City Comptroller and mayoral candidate Brad Lander is looking to sink millions in taxpayer cash to boost the salaries and size of his staff overseeing pension-fund investments — despite lackluster returns in recent years, The Post has learned.
Under the scheme, the Bureau of Asset Management would shell out an additional $10.4 million for staffers, according to the comptroller’s office.
An April proposal from the comptroller’s office, which a source provided to The Post, recommended spending $5 million to hire an additional 21 investment team members. The bureau advises the board of trustees for each of the five city pension funds and oversees over $274 billion in assets.

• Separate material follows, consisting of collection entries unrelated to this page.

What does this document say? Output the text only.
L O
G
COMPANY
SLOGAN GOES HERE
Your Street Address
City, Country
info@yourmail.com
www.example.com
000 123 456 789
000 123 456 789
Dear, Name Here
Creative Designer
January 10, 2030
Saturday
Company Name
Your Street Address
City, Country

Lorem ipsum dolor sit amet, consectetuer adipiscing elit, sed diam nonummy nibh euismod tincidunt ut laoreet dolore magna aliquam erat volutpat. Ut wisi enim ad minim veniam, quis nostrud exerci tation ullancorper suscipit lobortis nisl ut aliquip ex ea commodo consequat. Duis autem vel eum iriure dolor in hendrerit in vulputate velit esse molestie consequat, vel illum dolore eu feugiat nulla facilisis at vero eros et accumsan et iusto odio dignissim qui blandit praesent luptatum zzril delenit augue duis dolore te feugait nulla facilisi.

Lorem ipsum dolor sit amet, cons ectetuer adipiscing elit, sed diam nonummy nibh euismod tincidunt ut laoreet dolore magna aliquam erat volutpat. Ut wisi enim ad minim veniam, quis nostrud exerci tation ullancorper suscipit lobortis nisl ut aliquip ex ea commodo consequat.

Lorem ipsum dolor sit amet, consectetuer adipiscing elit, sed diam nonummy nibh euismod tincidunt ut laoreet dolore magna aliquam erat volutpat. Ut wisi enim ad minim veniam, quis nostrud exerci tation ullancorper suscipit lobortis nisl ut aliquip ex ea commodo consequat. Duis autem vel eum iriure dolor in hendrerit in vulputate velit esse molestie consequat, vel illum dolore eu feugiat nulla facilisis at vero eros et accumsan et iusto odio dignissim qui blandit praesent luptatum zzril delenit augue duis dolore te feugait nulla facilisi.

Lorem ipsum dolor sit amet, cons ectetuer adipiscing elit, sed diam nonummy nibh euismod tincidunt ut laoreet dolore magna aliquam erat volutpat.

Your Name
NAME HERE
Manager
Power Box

The comptroller’s office also wants windfalls for existing staff, including engorging the already-hefty six-figure salaries of top honchos, according to a July proposal.
Chief Investment Officer Steven Meier would receive a nearly 39% raise, bumping his current salary of $350,000 to $485,000. Chief Operating Officer Lynne Fleischman’s salary would skyrocket 87.5%, from $200,000 to $375,000. The bureau’s deputy chief investment officers would see their salaries jump 45%, from $300,000 to $435,000, documents show.

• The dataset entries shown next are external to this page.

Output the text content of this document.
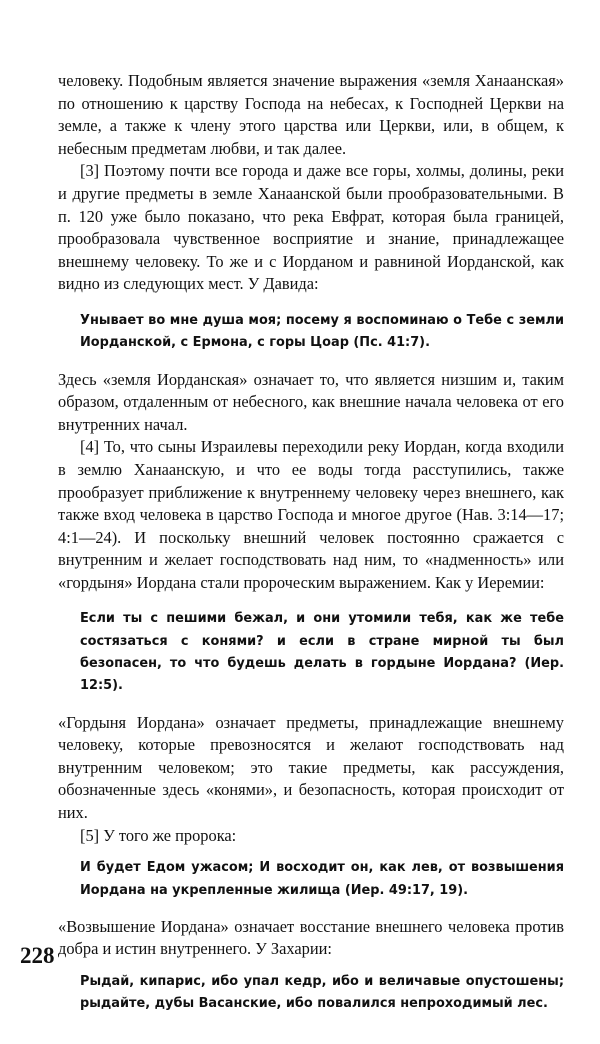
человеку. Подобным является значение выражения «земля Ханаанская» по отношению к царству Господа на небесах, к Господней Церкви на земле, а также к члену этого царства или Церкви, или, в общем, к небесным предметам любви, и так далее.

[3] Поэтому почти все города и даже все горы, холмы, долины, реки и другие предметы в земле Ханаанской были прообразовательными. В п. 120 уже было показано, что река Евфрат, которая была границей, прообразовала чувственное восприятие и знание, принадлежащее внешнему человеку. То же и с Иорданом и равниной Иорданской, как видно из следующих мест. У Давида:

Унывает во мне душа моя; посему я воспоминаю о Тебе с земли Иорданской, с Ермона, с горы Цоар (Пс. 41:7).

Здесь «земля Иорданская» означает то, что является низшим и, таким образом, отдаленным от небесного, как внешние начала человека от его внутренних начал.

[4] То, что сыны Израилевы переходили реку Иордан, когда входили в землю Ханаанскую, и что ее воды тогда расступились, также прообразует приближение к внутреннему человеку через внешнего, как также вход человека в царство Господа и многое другое (Нав. 3:14—17; 4:1—24). И поскольку внешний человек постоянно сражается с внутренним и желает господствовать над ним, то «надменность» или «гордыня» Иордана стали пророческим выражением. Как у Иеремии:

Если ты с пешими бежал, и они утомили тебя, как же тебе состязаться с конями? и если в стране мирной ты был безопасен, то что будешь делать в гордыне Иордана? (Иер. 12:5).

«Гордыня Иордана» означает предметы, принадлежащие внешнему человеку, которые превозносятся и желают господствовать над внутренним человеком; это такие предметы, как рассуждения, обозначенные здесь «конями», и безопасность, которая происходит от них.

[5] У того же пророка:

И будет Едом ужасом; И восходит он, как лев, от возвышения Иордана на укрепленные жилища (Иер. 49:17, 19).

«Возвышение Иордана» означает восстание внешнего человека против добра и истин внутреннего. У Захарии:

Рыдай, кипарис, ибо упал кедр, ибо и величавые опустошены; рыдайте, дубы Васанские, ибо повалился непроходимый лес.

228
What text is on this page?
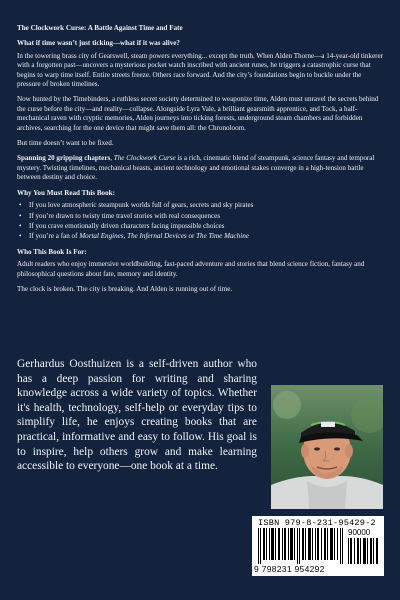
The Clockwork Curse: A Battle Against Time and Fate

What if time wasn’t just ticking—what if it was alive?

In the towering brass city of Gearswell, steam powers everything... except the truth. When Alden Thorne—a 14-year-old tinkerer with a forgotten past—uncovers a mysterious pocket watch inscribed with ancient runes, he triggers a catastrophic curse that begins to warp time itself. Entire streets freeze. Others race forward. And the city’s foundations begin to buckle under the pressure of broken timelines.

Now hunted by the Timebinders, a ruthless secret society determined to weaponize time, Alden must unravel the secrets behind the curse before the city—and reality—collapse. Alongside Lyra Vale, a brilliant gearsmith apprentice, and Tock, a half-mechanical raven with cryptic memories, Alden journeys into ticking forests, underground steam chambers and forbidden archives, searching for the one device that might save them all: the Chronoloom.

But time doesn’t want to be fixed.

Spanning 20 gripping chapters, The Clockwork Curse is a rich, cinematic blend of steampunk, science fantasy and temporal mystery. Twisting timelines, mechanical beasts, ancient technology and emotional stakes converge in a high-tension battle between destiny and choice.

Why You Must Read This Book:

• If you love atmospheric steampunk worlds full of gears, secrets and sky pirates
• If you’re drawn to twisty time travel stories with real consequences
• If you crave emotionally driven characters facing impossible choices
• If you’re a fan of Mortal Engines, The Infernal Devices or The Time Machine

Who This Book Is For:

Adult readers who enjoy immersive worldbuilding, fast-paced adventure and stories that blend science fiction, fantasy and philosophical questions about fate, memory and identity.

The clock is broken. The city is breaking. And Alden is running out of time.

Gerhardus Oosthuizen is a self-driven author who has a deep passion for writing and sharing knowledge across a wide variety of topics. Whether it's health, technology, self-help or everyday tips to simplify life, he enjoys creating books that are practical, informative and easy to follow. His goal is to inspire, help others grow and make learning accessible to everyone—one book at a time.
ISBN 979-8-231-95429-2
90000
9 798231 954292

The proposed salary hikes would amount to an additional $5.37 million annually, according to the comptroller’s office.
Under Lander, who took office in 2022, the five city retirement systems had a combined 8.1% rate of return for 10-year investments in fiscal year 2023, which fell to 7% for the year ending June 30, according to the website Public Plans Data and the comptroller’s office.
That trails several of the nation’s largest government pension plans, including the California State Teachers Retirement System, the Oregon Public Employee Retirement System, and the Virginia Retirement System, which respectively saw 8.7%, 8.3% and 8.2% returns for 10-year investments in FY 2023, according to Public Plans.

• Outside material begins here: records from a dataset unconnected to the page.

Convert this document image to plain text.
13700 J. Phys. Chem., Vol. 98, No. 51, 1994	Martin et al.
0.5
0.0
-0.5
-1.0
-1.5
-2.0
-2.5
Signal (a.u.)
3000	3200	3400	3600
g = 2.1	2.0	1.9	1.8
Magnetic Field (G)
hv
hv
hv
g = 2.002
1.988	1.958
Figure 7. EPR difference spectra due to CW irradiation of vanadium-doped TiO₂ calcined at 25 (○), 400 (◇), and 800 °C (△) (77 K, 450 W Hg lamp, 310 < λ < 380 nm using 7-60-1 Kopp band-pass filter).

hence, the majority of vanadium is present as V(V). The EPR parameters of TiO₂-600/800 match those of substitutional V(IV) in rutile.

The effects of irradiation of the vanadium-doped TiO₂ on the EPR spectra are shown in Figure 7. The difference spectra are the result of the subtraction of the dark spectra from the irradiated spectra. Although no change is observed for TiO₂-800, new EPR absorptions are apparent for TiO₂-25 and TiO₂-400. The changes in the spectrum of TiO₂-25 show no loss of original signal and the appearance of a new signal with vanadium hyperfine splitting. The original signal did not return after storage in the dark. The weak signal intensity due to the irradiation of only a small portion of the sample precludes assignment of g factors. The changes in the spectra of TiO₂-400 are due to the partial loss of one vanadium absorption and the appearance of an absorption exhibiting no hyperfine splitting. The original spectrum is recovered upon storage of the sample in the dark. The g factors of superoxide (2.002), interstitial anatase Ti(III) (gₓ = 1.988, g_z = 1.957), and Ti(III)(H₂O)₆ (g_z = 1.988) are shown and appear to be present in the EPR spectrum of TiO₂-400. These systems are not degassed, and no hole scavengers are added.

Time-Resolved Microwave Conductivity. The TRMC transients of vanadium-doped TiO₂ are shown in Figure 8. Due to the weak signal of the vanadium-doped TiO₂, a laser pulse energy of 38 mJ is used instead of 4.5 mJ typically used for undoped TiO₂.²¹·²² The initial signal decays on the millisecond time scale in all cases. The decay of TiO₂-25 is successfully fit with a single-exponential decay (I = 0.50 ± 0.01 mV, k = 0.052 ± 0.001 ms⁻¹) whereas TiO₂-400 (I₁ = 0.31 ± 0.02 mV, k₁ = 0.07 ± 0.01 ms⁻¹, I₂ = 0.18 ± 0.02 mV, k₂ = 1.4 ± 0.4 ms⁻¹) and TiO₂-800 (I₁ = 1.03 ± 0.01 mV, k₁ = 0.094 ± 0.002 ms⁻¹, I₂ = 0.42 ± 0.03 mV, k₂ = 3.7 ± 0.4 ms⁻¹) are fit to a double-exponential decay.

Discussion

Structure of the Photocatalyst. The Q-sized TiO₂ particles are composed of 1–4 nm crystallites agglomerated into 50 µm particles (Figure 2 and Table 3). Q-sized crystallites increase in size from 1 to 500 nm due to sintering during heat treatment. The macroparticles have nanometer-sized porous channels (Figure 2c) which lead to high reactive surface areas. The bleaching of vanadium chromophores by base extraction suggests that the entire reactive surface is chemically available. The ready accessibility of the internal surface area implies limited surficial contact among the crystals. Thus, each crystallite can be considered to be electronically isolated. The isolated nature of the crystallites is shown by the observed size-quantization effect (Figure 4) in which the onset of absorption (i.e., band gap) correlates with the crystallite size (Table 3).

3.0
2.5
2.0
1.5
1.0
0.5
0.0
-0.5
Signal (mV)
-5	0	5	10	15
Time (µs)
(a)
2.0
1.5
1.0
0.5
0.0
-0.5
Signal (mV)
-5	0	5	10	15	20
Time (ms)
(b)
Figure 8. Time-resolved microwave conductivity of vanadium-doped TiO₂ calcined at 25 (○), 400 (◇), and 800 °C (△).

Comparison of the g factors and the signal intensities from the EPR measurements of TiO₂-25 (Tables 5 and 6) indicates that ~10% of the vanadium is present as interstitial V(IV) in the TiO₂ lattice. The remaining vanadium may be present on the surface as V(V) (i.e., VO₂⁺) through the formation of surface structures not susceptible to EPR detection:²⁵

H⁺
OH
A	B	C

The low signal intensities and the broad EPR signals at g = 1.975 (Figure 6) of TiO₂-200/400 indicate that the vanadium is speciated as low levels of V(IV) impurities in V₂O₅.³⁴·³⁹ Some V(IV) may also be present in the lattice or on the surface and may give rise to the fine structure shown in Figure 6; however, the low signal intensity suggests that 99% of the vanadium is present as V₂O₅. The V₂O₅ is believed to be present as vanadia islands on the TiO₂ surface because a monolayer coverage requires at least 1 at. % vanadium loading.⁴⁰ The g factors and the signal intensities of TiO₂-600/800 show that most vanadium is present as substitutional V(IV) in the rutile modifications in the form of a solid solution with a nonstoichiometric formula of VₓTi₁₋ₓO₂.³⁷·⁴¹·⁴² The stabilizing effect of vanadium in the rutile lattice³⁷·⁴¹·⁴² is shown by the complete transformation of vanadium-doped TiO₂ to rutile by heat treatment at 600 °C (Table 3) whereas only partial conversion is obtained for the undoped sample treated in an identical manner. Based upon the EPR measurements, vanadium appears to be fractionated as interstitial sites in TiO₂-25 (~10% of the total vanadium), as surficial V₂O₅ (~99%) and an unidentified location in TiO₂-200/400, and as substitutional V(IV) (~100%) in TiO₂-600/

Lander crowed this week that the city retirement funds raked in a net 10% return on 1-year on investments through June 30 — above the 7% target rate set by the state.
The gains, however, still fell short of the 13.2% return that would have come from a standard portfolio of 60% global stocks and 40% US bonds, according to investment consulting firm Wilshire.
The S&P 500, meanwhile, netted nearly 23% return over the same period.
“Why give raises for middling results?” a former senior official in the comptroller’s office told The Post. “These levels of pay increases are so out of bounds they should only be for a radical scenario like indexing the whole [pension] portfolio and using the savings to pay the CIO.”
Critics have torn into Lander for supporting “Environmental, Social and Governance” investing, which takes into consideration whether companies and funds champion progressive causes, rather than prioritizing investor return.
“ESG investing, like any other deviation from focusing exclusively on investment returns, could explain some or all of the underperformance by Brad Lander and his office,” Edward Siedle, a former SEC attorney and pension forensics investigator, told The Post.
“We should be using public dollars to uplift New Yorkers, not giving well-paid financial professionals astronomical raises,” one Democratic source seethed.
“If this is how the comptroller is wielding his limited power in his current seat, could you imagine what he would do if he ever got to City Hall?”
Shaquana DeVissiere, a spokeswoman for the comptroller’s office, said a review found the city’s salary levels were “substantially lower” than those for similar public pension funds, and a consultant recommended increasing pay to attract and retain staff.
“After a collaborative process with the trustees of the City’s five pension funds, the comptroller’s office recommended lower levels than those proposed by the assessor, and below the median for comparable funds,” she said, adding that two of funds’ trustees already voted to approve the increased budgets.”
Meier and Fleischman didn’t return a request for comment.